Al poeta si può incolpare la mancanza di coraggio nel forzare l’illusione, non la sincerità dell’intenzione. La colpa è non essere stato meno sincero di quanto la sincerità imponesse. Rompere gli argini e farci cadere a testa in giù in un inferno incantato. Non lo ha fatto, anche se aveva carta bianca. Forse la pandemia, forse la sua verità lo ha fregato.
I Cento sonetti indie (interno poesia, 2021) avrebbero potuto arrotare un vortice vorace e farci risucchiare nell’ipnosi delle incrociate alternate rime, spingerci nella prigione dell’ossessione della cantilena quotidiana. Fino a cinquanta la catena tira, strapazzando immagini alla portata di metalmeccanico, e fila nella malattia e nella via crucis della chimica e della medicina assistenziale, ma poi il diario si imbolsisce di pensiero. E quindi il pozzo non è più profondo, ne usciamo tirati fuori dalla mano dell’amore familiare, dal credo nel Signore e dalla sincerità (per noi sospettosi) elementare. E così noi che eravamo diventati al cinquanta per cento Luca Alvino e abbiamo firmato da lettori un assegno in bianco sulla fiducia, riprendiamo la ragione del diavolo, ci armiamo di indifferenza, ci liberiamo dalla formula magica letteraria, e finiamo consolati, sconsolati e consolati: sconsolati perché non è tutto reale, consolati per la trasparenza del senso (quanto bello sarebbe stato finire dannati dalla chiarezza del senso! è in malattia essere felici per l’infelicità cantata?): Mallarmè lo abbiamo spedito a quel paese (bravo, Alvino!), come anche le metafore delle metafore di secondo grado (finalmente!), abbiamo contato endecasillabi con ictus in quarta o in sesta precisi, sono entrati in testa i battiti di questa minimal music in do maggiore, abbiamo respirato la barcarola blues della misura con tre accordi ad libitum, il beccheggio e il rollio a mare calmo, ma in arte il meteo promette sempre tempesta e questa deve arrivare vera e forte al centro della storia.

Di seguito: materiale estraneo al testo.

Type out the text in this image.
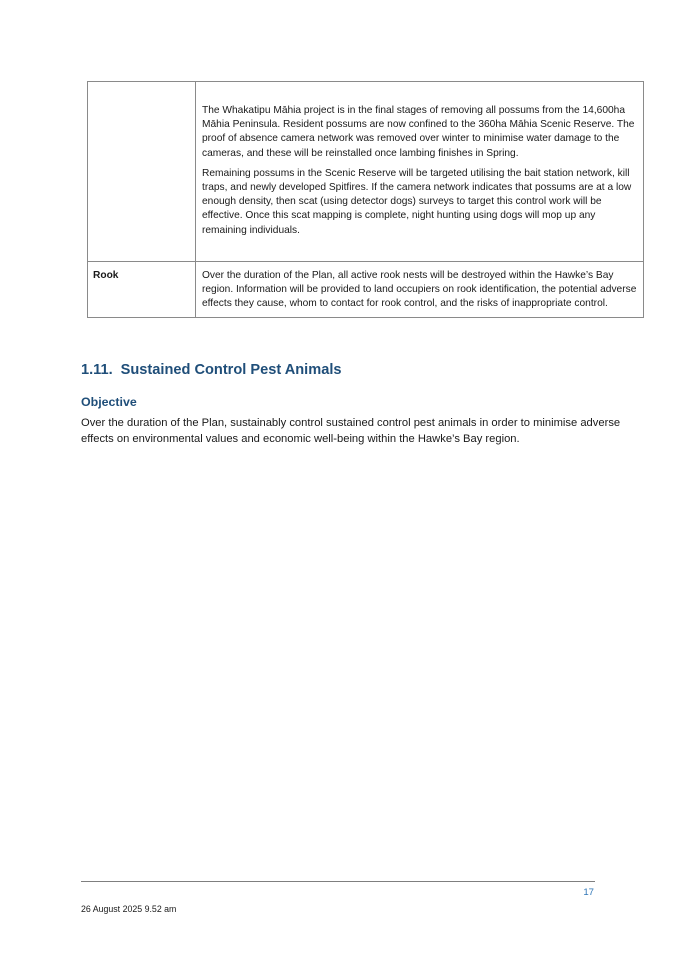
	The Whakatipu Māhia project is in the final stages of removing all possums from the 14,600ha Māhia Peninsula. Resident possums are now confined to the 360ha Māhia Scenic Reserve. The proof of absence camera network was removed over winter to minimise water damage to the cameras, and these will be reinstalled once lambing finishes in Spring.

Remaining possums in the Scenic Reserve will be targeted utilising the bait station network, kill traps, and newly developed Spitfires. If the camera network indicates that possums are at a low enough density, then scat (using detector dogs) surveys to target this control work will be effective. Once this scat mapping is complete, night hunting using dogs will mop up any remaining individuals.

Rook	Over the duration of the Plan, all active rook nests will be destroyed within the Hawke’s Bay region. Information will be provided to land occupiers on rook identification, the potential adverse effects they cause, whom to contact for rook control, and the risks of inappropriate control.

1.11. Sustained Control Pest Animals
Objective

Over the duration of the Plan, sustainably control sustained control pest animals in order to minimise adverse effects on environmental values and economic well-being within the Hawke’s Bay region.

17
26 August 2025 9.52 am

Poi l’eroe deve salvarsi, ma all’ultimo momento, all’ottantesimo sonetto, suvvìa. La forma era perfetta per un sortilegio infuocato, e invece siamo ascesi nel paradiso della speranza. E la speranza è bella, anche se in poesia è più ardua dell’infelicità.
Ad Alvino non glielo perdoniamo: non perdoniamo la serenità conquistata nel malessere, lo vorremmo in tragedia asperso, e l’ode alla quarantena è cosi vera, che infastidisce ogni intellettuale impegnato di buon senso.
Certo, i sonetti di Petrarca incrociano sillabe, ma quasi non te ne accorgi per lontananza …
Benedetto sia il giorno e mese et l’anno
et la stagione e il tempo et l’ora e il punto
e il bel paese e il loco ove io fui giunto
da duo begli occhi legato m’anno
…
non te ne accorgi, tanto Petrarca lavora retoricamente di altro;
e Corazzini rima dolcezze e carezze, tristezze ebbrezze … con un tocco di mistero e sorpresa, dove addormentati rima con rassegnati, immacolati e alati
terra e rinserra, con un afflato da fanciullo malato, malato di malinconia. Era Corazzini.
Piccola bimba mia sempre malata
una cosa ti sei dimenticata.
La prima cosa che ti ho data, o amore,
ti sei scordata di ridarmi il cuore!
Noi piangiamo con Corrado, sì piangiamo.
Con il sonetto di Alvino (si parva licet, chi di sonetto ferisce di sonetto perisce, così vasta è la tradizione letteraria!) ci sentiamo scanzonati, rafforzati, consolati nella malattia finta vera reale, dall’amore coniugale, e questa ventata di fresca verità semplice alla portata di tutti – metalmeccanici o industriali – sembra facile possedere ed è al contrario un vero miracolo costruire. Questo sentimento modulato con tenerezza è la forza che vince ogni tristezza, e sembra che Manzoni, il Manzoni che frusta la finzione dell’arte, sussurri alle orecchie del poeta. Non c’è tristezza o malinconia, ma forza: la musica è il cuore forte, credente, schermato, difeso da una verità così vera come un’idea che è tanto vissuta che per dirla così com’è non avrebbe bisogno di niente che di un semplice finale. Tutte cose che invece la malattia di Corazzini fiaccavano, limavano, tagliavano fanciullescamente: amore e dolore. E poi quel problematico di Petrarca …
E dunque, la filastrocca, gli incanti finali della chimica letteraria sono a fine viaggio increspature nel mare calmo della fortezza.